Natürlich sei die Investition in eine eigene Brauerei ein gewisses Risiko, sagt Johannes Furth. Doch das Geschäft funktioniert, so der erste Eindruck. Auch andere Lokale beliefert Furth inzwischen, in zwei Getränkeläden stehen die Flaschen. „Es ist natürlich klasse, wenn dein Alt in der Gastronomie neben einem Krombacher ausgeschenkt wird“, sagt Furth. Dass sein Betrieb so klein ist, stellt sich dabei als Vorteil heraus. „Seit drei, vier Jahren geht der Trend zum Regionalen“, sagt Furths Braumeister Mario Röhm. „Die Menschen schätzen, dass sie die Leute hinter dem Bier kennen“, sagt Furth. Deshalb sei im eigenen Lokal der Wechsel weg von den bekannten Marken kein Problem gewesen.

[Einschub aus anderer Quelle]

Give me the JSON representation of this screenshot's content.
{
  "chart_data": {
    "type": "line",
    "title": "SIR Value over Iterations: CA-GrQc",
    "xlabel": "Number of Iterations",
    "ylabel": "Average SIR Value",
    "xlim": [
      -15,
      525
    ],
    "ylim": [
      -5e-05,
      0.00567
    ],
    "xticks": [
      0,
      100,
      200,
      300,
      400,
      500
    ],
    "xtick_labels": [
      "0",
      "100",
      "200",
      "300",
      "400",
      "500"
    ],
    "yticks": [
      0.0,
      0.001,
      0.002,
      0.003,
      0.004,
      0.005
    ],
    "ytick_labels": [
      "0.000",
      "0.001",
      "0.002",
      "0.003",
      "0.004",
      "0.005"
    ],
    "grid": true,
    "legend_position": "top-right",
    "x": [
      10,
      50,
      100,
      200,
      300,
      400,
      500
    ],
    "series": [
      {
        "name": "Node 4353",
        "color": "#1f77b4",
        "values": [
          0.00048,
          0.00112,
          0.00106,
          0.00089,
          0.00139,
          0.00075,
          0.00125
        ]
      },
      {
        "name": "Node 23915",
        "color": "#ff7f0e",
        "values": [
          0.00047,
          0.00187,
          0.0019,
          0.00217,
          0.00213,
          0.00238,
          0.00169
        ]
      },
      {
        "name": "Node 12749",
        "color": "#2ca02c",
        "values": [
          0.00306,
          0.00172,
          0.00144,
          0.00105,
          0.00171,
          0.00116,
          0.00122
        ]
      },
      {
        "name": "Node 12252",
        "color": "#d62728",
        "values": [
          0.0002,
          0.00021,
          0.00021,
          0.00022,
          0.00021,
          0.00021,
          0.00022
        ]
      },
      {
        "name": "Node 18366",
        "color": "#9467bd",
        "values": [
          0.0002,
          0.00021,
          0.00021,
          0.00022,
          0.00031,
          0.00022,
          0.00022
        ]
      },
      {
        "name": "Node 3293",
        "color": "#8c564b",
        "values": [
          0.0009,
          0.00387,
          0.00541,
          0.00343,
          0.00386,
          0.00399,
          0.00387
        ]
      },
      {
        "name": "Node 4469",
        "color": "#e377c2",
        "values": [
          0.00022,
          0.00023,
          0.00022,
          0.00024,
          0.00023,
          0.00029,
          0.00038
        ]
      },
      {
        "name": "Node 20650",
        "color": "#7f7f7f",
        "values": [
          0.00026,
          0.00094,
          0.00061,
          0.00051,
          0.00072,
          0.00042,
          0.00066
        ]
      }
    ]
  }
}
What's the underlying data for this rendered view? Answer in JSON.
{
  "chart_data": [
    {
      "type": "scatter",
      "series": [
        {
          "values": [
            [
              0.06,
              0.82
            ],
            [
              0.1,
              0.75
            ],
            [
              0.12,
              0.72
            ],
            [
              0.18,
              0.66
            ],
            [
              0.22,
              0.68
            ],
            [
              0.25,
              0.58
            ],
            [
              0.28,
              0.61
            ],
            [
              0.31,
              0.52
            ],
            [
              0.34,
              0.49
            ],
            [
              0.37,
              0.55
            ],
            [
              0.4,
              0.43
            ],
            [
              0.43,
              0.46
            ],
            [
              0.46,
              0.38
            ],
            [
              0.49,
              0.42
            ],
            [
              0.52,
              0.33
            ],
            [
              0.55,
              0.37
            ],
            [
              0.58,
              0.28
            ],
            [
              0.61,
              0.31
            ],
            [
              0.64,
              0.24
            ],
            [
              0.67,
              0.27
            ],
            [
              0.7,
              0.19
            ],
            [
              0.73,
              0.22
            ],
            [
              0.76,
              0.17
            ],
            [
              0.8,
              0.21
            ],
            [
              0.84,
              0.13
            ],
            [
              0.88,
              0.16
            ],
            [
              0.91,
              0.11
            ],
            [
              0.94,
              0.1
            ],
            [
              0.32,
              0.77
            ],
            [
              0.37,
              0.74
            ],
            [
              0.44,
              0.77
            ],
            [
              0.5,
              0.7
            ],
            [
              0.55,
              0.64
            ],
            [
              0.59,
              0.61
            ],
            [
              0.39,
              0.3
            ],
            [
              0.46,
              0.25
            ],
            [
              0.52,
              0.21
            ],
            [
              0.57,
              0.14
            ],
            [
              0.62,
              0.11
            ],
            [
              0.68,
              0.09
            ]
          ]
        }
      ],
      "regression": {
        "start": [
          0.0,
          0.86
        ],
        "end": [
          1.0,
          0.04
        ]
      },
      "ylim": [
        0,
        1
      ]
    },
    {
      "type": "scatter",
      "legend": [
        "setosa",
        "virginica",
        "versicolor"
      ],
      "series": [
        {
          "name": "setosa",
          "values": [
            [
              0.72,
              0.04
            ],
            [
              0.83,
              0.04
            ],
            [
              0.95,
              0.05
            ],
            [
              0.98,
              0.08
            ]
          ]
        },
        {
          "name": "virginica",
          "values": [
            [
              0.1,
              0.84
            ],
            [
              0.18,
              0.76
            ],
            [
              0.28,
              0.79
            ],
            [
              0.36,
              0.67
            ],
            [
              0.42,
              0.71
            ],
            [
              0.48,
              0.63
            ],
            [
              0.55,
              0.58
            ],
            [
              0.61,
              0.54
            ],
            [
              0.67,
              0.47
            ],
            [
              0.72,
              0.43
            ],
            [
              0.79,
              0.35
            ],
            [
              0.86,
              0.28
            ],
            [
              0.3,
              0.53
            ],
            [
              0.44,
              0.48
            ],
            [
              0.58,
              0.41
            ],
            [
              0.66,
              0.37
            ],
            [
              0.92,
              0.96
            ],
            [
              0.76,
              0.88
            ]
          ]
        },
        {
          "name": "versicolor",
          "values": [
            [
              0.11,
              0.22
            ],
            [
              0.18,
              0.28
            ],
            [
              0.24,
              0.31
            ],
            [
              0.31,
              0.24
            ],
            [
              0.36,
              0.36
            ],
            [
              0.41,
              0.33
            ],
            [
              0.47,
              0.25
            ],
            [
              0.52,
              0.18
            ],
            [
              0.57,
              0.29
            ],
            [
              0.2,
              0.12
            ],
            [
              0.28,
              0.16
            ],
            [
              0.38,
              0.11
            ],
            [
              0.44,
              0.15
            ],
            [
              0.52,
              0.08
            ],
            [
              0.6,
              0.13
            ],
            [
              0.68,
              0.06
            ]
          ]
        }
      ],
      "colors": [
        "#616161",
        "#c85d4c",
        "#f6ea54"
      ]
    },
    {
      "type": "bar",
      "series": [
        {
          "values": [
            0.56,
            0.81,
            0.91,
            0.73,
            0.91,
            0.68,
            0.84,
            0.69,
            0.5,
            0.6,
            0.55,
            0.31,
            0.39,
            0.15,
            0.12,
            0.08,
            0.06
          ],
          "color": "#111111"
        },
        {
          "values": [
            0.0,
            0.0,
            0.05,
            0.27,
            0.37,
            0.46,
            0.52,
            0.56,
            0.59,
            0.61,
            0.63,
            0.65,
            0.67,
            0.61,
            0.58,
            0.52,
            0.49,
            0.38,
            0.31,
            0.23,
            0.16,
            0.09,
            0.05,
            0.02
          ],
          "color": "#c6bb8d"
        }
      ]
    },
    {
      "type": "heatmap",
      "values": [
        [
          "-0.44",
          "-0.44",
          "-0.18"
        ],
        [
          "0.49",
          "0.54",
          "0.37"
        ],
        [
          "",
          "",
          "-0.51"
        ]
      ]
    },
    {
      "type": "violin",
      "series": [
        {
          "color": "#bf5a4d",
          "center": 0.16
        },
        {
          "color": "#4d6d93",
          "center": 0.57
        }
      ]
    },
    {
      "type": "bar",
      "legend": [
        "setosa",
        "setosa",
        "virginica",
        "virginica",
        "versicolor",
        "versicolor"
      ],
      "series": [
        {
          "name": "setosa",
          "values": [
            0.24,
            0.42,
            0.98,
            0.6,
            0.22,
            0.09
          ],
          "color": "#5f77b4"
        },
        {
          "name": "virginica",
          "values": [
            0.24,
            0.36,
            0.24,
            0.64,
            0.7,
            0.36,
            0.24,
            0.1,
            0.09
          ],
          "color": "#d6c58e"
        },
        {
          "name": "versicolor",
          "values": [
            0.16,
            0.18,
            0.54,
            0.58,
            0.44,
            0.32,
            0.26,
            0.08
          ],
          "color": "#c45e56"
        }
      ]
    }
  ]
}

Um am Markt zu bestehen, ist die Herausforderung für die Brauerei Schlüffken gleichzeitig der entscheidende Faktor des Erfolgs: Pils und Alt müssen sich von den großen Standardmarken abheben, gleichzeitig dürfen sie nicht zu weit weg sein. Das gilt schon beim Glas. Das Altbier gibt es aus dem klassischen Becher, beim Pils kommt eine Art XXL-Kölschstange statt der Tulpe auf den Tisch. Auch beim Geschmack muss Brauer Röhm den richtigen Mix finden. Das Pils sei ein Klassisches, aber ein bisschen bitterer. Beim Alt soll es das Gleichgewicht einer malzigen und einer bitteren Note sein, sagt Röhm.

Damit das Bier den gewünschten Geschmack hat, weichen die Gründer von Gesetzen des Massenmarktes ab. Dort darf das Bier nicht lange lagern, muss schnell gären, um den Ausstoß zu erhöhen. Das Schlüffken-Bier bekomme mehrere Wochen, um den gewünschten Geschmack zu erzielen, sagt Furth. Natürlich hat das seinen Preis. „Die Kunden müssen bereit sein, mal 60, 70, 80 Cent mehr je Liter zu zahlen“, sagt Röhm. Wenn das gelingt, kann das neue Bier in Krefeld ein Premium-Segment besetzen, das die meisten Supermarktbiere nicht bedienen können. „Wir wollen Bier für besondere Anlässe brauen“, sagt Furth. Daher fülle sein Betrieb auch in Liter-Flaschen ab – passend, um zu teilen.